Background: Dyslipidemia is associated with development and progression of coronary artery disease. Especially patients after coronary revascularization benefit by treatment with lipid-lowering drugs. Guidelines for lipid-lowering therapy in patients with or without coronary artery disease recommend treatment goals of lipid levels. However, relevant discrepancies between evidence-based goals and achieved lipid levels in "real life" are reported in large studies.
Methods and results: In this study the dynamics of lipid levels (total cholesterol, LDL cholesterol, HDL cholesterol, triglycerides) and of lipid-lowering drugs were analyzed over a 5.5-month period in patients undergoing percutaneous coronary intervention.
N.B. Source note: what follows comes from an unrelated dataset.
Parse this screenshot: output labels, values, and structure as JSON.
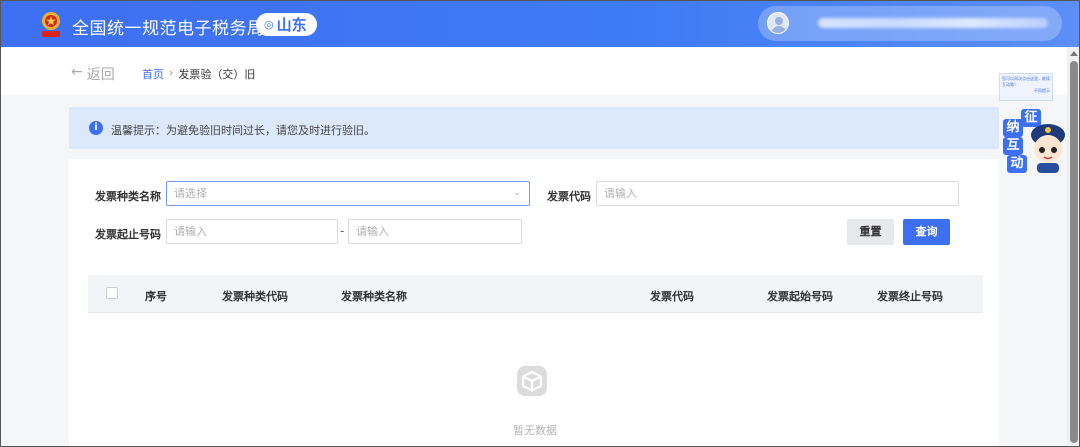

At the time of coronary intervention only 49.8% of patients were on lipid-lowering drugs, during follow-up dosage was modified only in exceptional cases. Although 87.5% of patients were treated at the time of follow-up, guideline-oriented lipid levels were achieved only in 32.5% of patients after 5.5 months.
Conclusion: In a high-risk patient population after coronary revascularization, an ineffective treatment of hypercholesterolemia was found. A major problem is the lack of dosage modification of lipid-lowering drugs after initiation. By closer cooperation between hospital and general practitioner lipid-lowering treatment will be optimized and the rate of cardiovascular events will be decreased over long-term follow-up.